Chronique Méditerranéenne – 30-30 ou 100%… La question ne devrait pas se poser !
Si vous suivez l’actualité de la mer et des océans, vous avez forcément été confronté à la polémique autour des aires marines protégées et de leurs insuffisances en matière de préservation de la biodiversité. Le sujet ne laisse personne indifférent, entre les partisans d’une protection renforcée, voire totale, et les acteurs du territoire, qu’ils soient professionnels de la mer ou simples usagers, qui affichent clairement leur position. Il n’est pas si facile de se faire un avis objectif sur le sujet tant les échanges sont parfois clivants. Ils finissent par vous pousser à prendre position pour ou contre un camp, créant ainsi des oppositions qui dépassent le cadre d’un débat constructif.

En Méditerranée, nous disposons de nombreuses AMP aux statuts variés. Leurs objectifs et leur réglementation ne sont pas toujours compréhensibles pour un usager, et parfois même pour un professionnel. On peut regretter cette situation. Mais ces espaces, qui affichent un objectif de protection de la biodiversité tout en visant une compatibilité avec les usages, existent bel et bien. C’est un atout qu’il faut reconnaître, sans pour autant ignorer les difficultés inhérentes à ces zones.

Avec un peu de recul, nous pourrions aussi imaginer une époque où aucun de ces espaces n’existerait. Nous serions alors probablement nombreux à réclamer de toute urgence la création d’aires marines protégées. Protégées. C’est sans doute ce terme qui prête à confusion et qui est mal employé dans le cadre de nos 11 types d’aires marines. Un site Natura 2000 est une aire marine protégée. Dans les faits, il s’agit plutôt d’un secteur avec une ambition de gestion locale visant un équilibre entre les activités humaines et le milieu naturel, et parfois même simplement d’un plan de gestion sans mise en œuvre opérationnelle. L’étang de Thau est également une aire marine protégée, malgré ses activités aquacoles et conchylicoles qui façonnent fortement le paysage écologique de la lagune.

La notion de 30 – 30.
30 % de notre mer et de nos aires marines protégées d’ici 2030. Soit. Mais que faisons-nous des 70 % restants, c’est-à-dire de la majorité de nos eaux marines ?
Nous sommes tous d’accord pour dire que ces 70 % méritent une eau marine de qualité, sans pollution, sans conflit d’usage, avec une biodiversité en équilibre avec nos activités maritimes et de loisirs, et un cadre de vie où les riverains peuvent s’épanouir les pieds dans l’eau, le regard tourné vers le large. Cela paraît normal et légitime. D’ailleurs, c’est bien l’essence même des réglementations européennes, qui ambitionnent une eau marine de qualité et un soutien à l’économie pour toutes les façades maritimes. C’est également ce que reflète la réglementation en faveur de la posidonie, qui s’applique sur l’ensemble de notre littoral, et non uniquement dans les aires marines protégées.
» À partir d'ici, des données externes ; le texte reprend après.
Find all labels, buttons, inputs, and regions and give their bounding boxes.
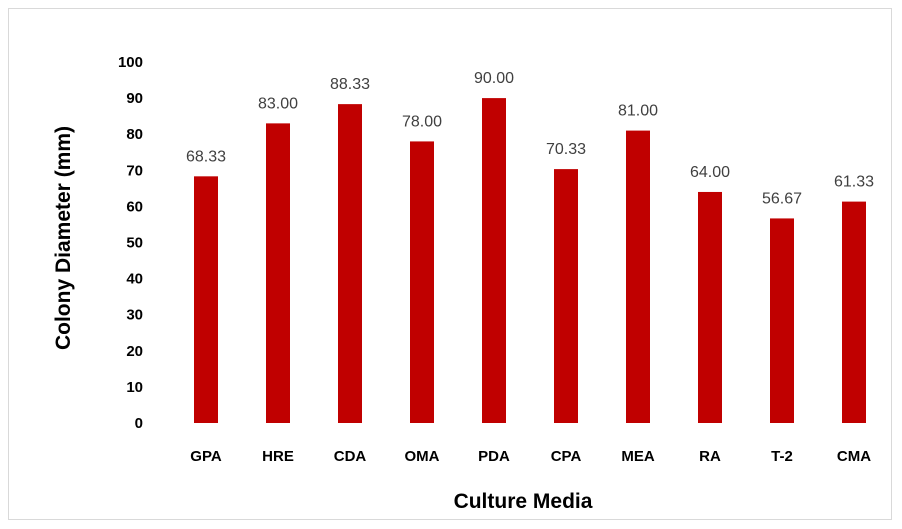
data-label: 90.00 bbox=[474, 70, 514, 87]
bar-cma bbox=[842, 201, 866, 423]
bar-cda bbox=[338, 104, 362, 424]
bar-hre bbox=[266, 123, 290, 424]
bar-oma bbox=[410, 141, 434, 424]
bar-gpa bbox=[194, 176, 218, 423]
x-tick-label: PDA bbox=[478, 448, 510, 465]
y-tick-label: 70 bbox=[126, 162, 143, 179]
data-labels: 68.33 83.00 88.33 78.00 90.00 70.33 81.00 64.00… bbox=[186, 70, 874, 207]
y-tick-label: 60 bbox=[126, 198, 143, 215]
x-tick-label: HRE bbox=[262, 448, 294, 465]
data-label: 61.33 bbox=[834, 174, 874, 191]
data-label: 81.00 bbox=[618, 103, 658, 120]
bar-pda bbox=[482, 98, 506, 423]
y-tick-label: 20 bbox=[126, 343, 143, 360]
data-label: 56.67 bbox=[762, 190, 802, 207]
data-label: 70.33 bbox=[546, 141, 586, 158]
y-tick-label: 50 bbox=[126, 235, 143, 252]
x-tick-label: CMA bbox=[837, 448, 871, 465]
y-axis-ticks: 0 10 20 30 40 50 60 70 80 90 100 bbox=[118, 54, 143, 432]
x-tick-label: OMA bbox=[405, 448, 440, 465]
bar-cpa bbox=[554, 169, 578, 423]
x-tick-label: T-2 bbox=[771, 448, 793, 465]
x-tick-label: GPA bbox=[190, 448, 222, 465]
y-tick-label: 100 bbox=[118, 54, 143, 71]
y-axis-title: Colony Diameter (mm) bbox=[52, 126, 75, 350]
data-label: 83.00 bbox=[258, 95, 298, 112]
data-label: 64.00 bbox=[690, 164, 730, 181]
x-tick-label: RA bbox=[699, 448, 721, 465]
x-tick-label: CPA bbox=[551, 448, 582, 465]
y-tick-label: 80 bbox=[126, 126, 143, 143]
y-tick-label: 10 bbox=[126, 379, 143, 396]
x-axis-title: Culture Media bbox=[454, 490, 593, 513]
y-tick-label: 90 bbox=[126, 90, 143, 107]
data-label: 68.33 bbox=[186, 148, 226, 165]
y-tick-label: 30 bbox=[126, 307, 143, 324]
bar-t-2 bbox=[770, 218, 794, 423]
x-tick-label: CDA bbox=[334, 448, 367, 465]
x-axis-ticks: GPA HRE CDA OMA PDA CPA MEA RA T-2 CMA bbox=[190, 448, 871, 465]
data-label: 78.00 bbox=[402, 113, 442, 130]
bar-ra bbox=[698, 191, 722, 423]
bar-mea bbox=[626, 130, 650, 423]
x-tick-label: MEA bbox=[621, 448, 655, 465]
y-tick-label: 0 bbox=[135, 415, 143, 432]
y-tick-label: 40 bbox=[126, 271, 143, 288]
chart-area bbox=[8, 8, 892, 520]
bars bbox=[194, 98, 866, 424]
data-label: 88.33 bbox=[330, 76, 370, 93]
Finalement, les ambitions pour ces zones rejoignent celles que l’on peut avoir pour une aire marine protégée. Dès lors, il convient sans doute de bien réfléchir à la place et au rôle des aires marines. Il ne s’agit pas de faire des aires marines un niveau « normal » ou « banal » de gestion, nous poussant à considérer le reste de notre littoral comme un territoire où l’on peut tolérer une situation dégradée. Il s’agit bien de viser l’excellence partout, et une forme d’excellence renforcée dans les aires marines. Si tel est l’objectif, alors cette forme d’excellence ne peut pas s’appliquer à l’ensemble du territoire ni à toutes les formes d’aires marines protégées. C’est sans doute sur cet aspect-là que le débat doit être ouvert.

Le colloque sur les nouveaux enjeux pour la Méditerranée, organisé par la FMES, a abordé la question des aires marines protégées avec la volonté d’être force de proposition. Ces propositions seront prochainement éditées et présentées à l’UNOC au cours du mois de juin. L’importance des aires marines protégées a été soulignée, tout comme la nécessité de faire évoluer leur typologie nationale, afin que le terme « protégé » renvoie véritablement à une maîtrise totale des pressions, dans un objectif de protection renforcée de la biodiversité marine.